In other school-related news, the superintendent discussed the update concerning the JROTC Program.

“Last meeting, we applied for the Navy JROTC program,” she said. “The Marine Corps program is no longer accepting applications. Our application for the Army JROTC is still processing. There is an application for the Air Force program, but we are currently on the waiting list.”

The school board approved the VSBA Code of Conduct for School Board Members as well as a request by Kelli Gillette for the Gifted Advisory Council.

During the instructional report, Gillette shared with the board about upcoming SOL testing. She stated that the state benchmarks will remain the same and that grades 3-8 reading and math standards of learning will continue to be administered using computer adaptive testing.
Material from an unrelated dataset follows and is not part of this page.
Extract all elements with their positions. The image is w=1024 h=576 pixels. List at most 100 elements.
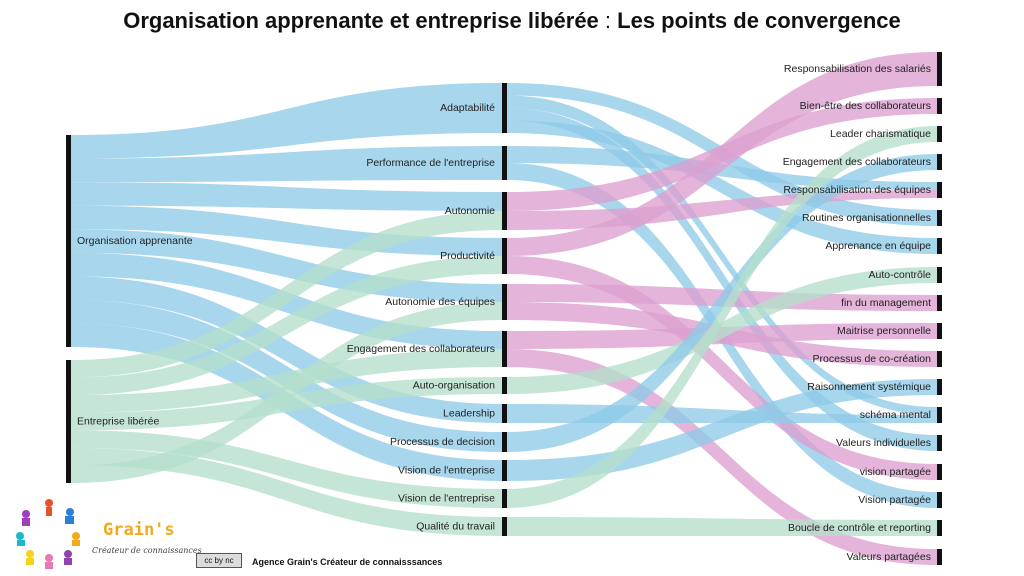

“With computer adaptive testing, if a student performs well on an item, they will be given a more difficult question,” said Gillette, “If they do poorly, they will be given a simpler question.”

She also presented some important dates. PALS Testing for PreK to third grade students will be from Jan. 3 to 30, and the second nine-week benchmark will be from Jan. 23-31.

The Standards of Learning testing schedule for middle and high school students are as follows:

Middle School

  Algebra I – Jan. 22

High School

• English 11 & World History I – Jan. 15

• US History & World History II – Jan. 16

• Earth Science, Biology & Chemistry – Jan. 17

• Algebra I, Algebra II, & Geometry – Jan. 23

The student enrollment report was presented near the end of the meeting. In December, the total of students that enrolled was 2,851 which includes 147 pre-school students and 12 special education pre-school students.